Toronto ON, Canada, December 25, 2007 --(

PR.com)-- A Toronto, Ontario, writer and editor has arrived at a system of creating hypercomplex numbers—numbers that extend the complex number system to more dimensions—using only high school algebra, as viewed through the lens of Ayn Rand’s philosophy of Objectivism. He contends that this has implications for mathematics and the philosophy of science.

Rodney Rawlings calls his multidimensional numbers “RADN numbers”—for “rotating any-dimensional numbers,” because they have a property of rotation exactly analogous to that of the complex numbers. They are also commutative and associative like them.

He says that he arrived at this result by asking himself what exactly numbers are, how they arise in the human mind, and what their relationship to reality is. But these questions were only so fruitful because he used a correct philosophy, he claims—Ayn Rand’s. Any other philosophy, such as the currently influential one of Karl Popper, he says, would not have led to such a result. “This has two implications: first, that Rand’s philosophy has a strong element of truth, at least in the area of epistemology; and second, that the type of numbers I discovered must have a special significance, seeing as how they are intimately related to the basic nature of numbers.”

“All I set out to do was to understand, and perhaps explain, the complex numbers, which are two-dimensional, in a more concrete way,” says Rawlings. “Then, at one point, I realized that my reasoning might apply with equal force to three dimensions and beyond. When I finally turned to that question, I was led step by step to what I thought was a novel method for creating new systems.”

Numbers of more than two dimensions are called “hypercomplex numbers,” and there are many types, developed over the past century or so. One of the most famous are the quaternions—four-dimensional numbers developed by Irish genius William Rowan Hamilton that can be used to represent space and time, and have found a niche in 3D graphics applications. Quaternions, however, are only one result of the Cayley-Dickson construction, a “program” that can be used to create systems of any dimensionality. And there are many types of such programs, for example “hypernumbers” and “multicomplex numbers.”
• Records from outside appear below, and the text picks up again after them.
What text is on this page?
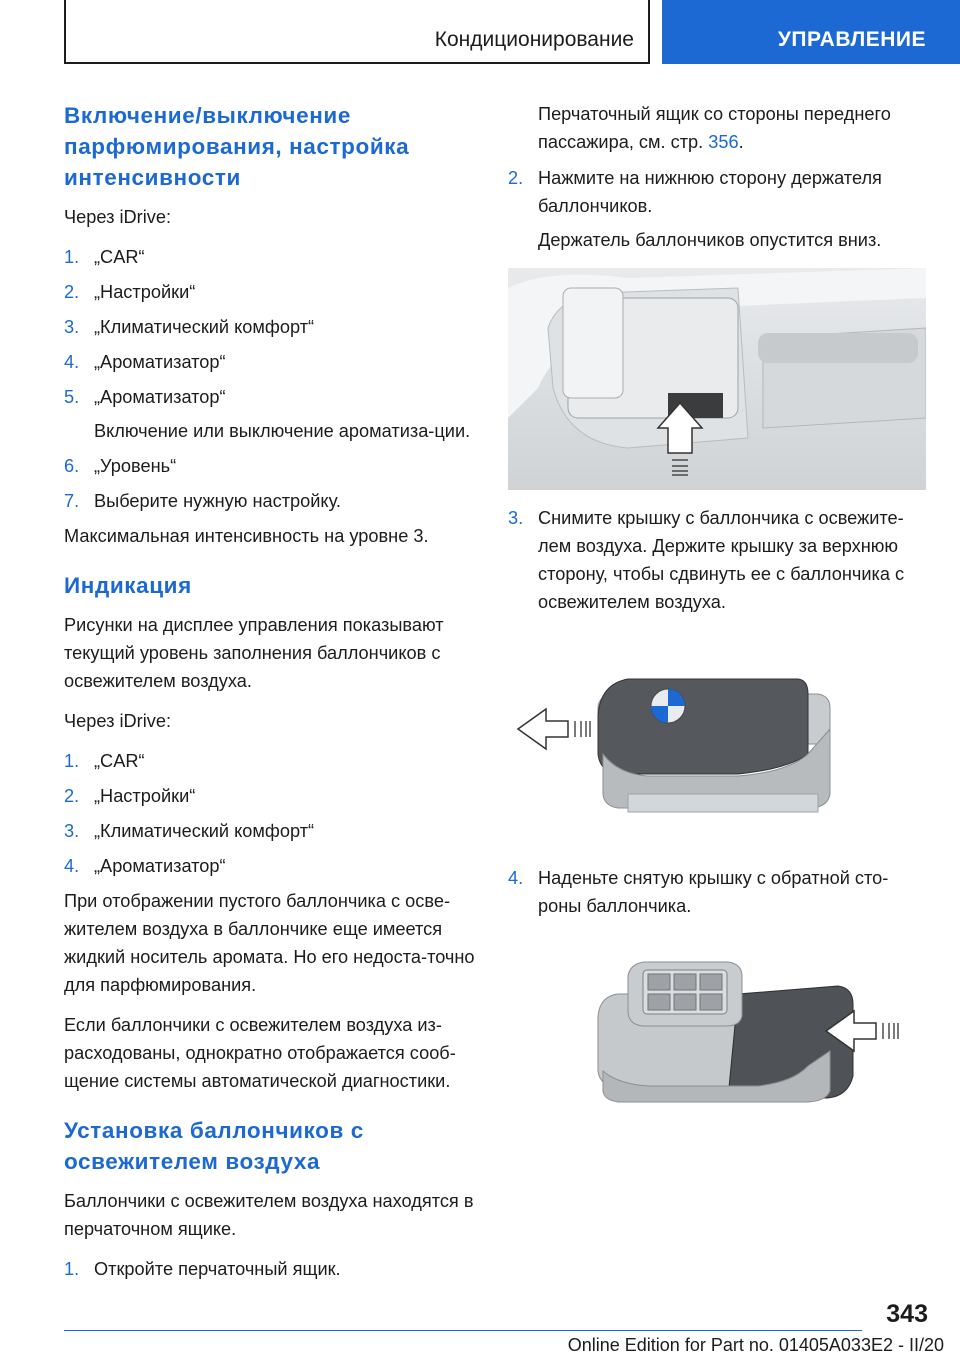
Кондиционирование	УПРАВЛЕНИЕ
Включение/выключение парфюмирования, настройка интенсивности

Через iDrive:

1. „CAR“
2. „Настройки“
3. „Климатический комфорт“
4. „Ароматизатор“
5. „Ароматизатор“
Включение или выключение ароматиза-ции.
6. „Уровень“
7. Выберите нужную настройку.

Максимальная интенсивность на уровне 3.

Индикация

Рисунки на дисплее управления показывают текущий уровень заполнения баллончиков с освежителем воздуха.

Через iDrive:

1. „CAR“
2. „Настройки“
3. „Климатический комфорт“
4. „Ароматизатор“

При отображении пустого баллончика с осве-жителем воздуха в баллончике еще имеется жидкий носитель аромата. Но его недоста-точно для парфюмирования.

Если баллончики с освежителем воздуха из-расходованы, однократно отображается сооб-щение системы автоматической диагностики.

Установка баллончиков с освежителем воздуха

Баллончики с освежителем воздуха находятся в перчаточном ящике.

1. Откройте перчаточный ящик.
Перчаточный ящик со стороны переднего пассажира, см. стр. 356.
2. Нажмите на нижнюю сторону держателя баллончиков.
Держатель баллончиков опустится вниз.
3. Снимите крышку с баллончика с освежите-лем воздуха. Держите крышку за верхнюю сторону, чтобы сдвинуть ее с баллончика с освежителем воздуха.
4. Наденьте снятую крышку с обратной сто-роны баллончика.
343
Online Edition for Part no. 01405A033E2 - II/20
Rawlings contends that the RADN program (which, he hastens to add, is not a new one but already known to mathematicians under a different name) must have a unique status among the hypercomplexes, because of the way he, a non-mathematician, arrived at them by means of extremely simple algebra absent any of the tools of modern analysis, but armed with a philosophy that takes a particular and unconventional view of the nature of concepts and of mathematics.

Accordingly, Rawlings decided to write up his thoughts and reasoning in an essay entitled “Understanding Imaginaries Through Hidden Numbers,” which he is currently offering at a low price on Lulu.com (go to www.lulu.com/content/750696).

He is hoping the essay will stimulate thought on the nature of mathematics, of addition and multiplication, of dimensions, of imaginary units, and of multidimensioned numbers, and lead to a fresh, and more positive, assessment of the ideas of Ayn Rand.

“It remains to be seen whether my conjecture that this class of numbers has a unique status holds any water,” says Rawlings. But, he adds, at the very least the mere fact that a layman, using Ayn Rand’s philosophy, could invent on his own such an idea as hypercomplex numbers is worthy of note to anyone interested in the philosophy of science and mathematics.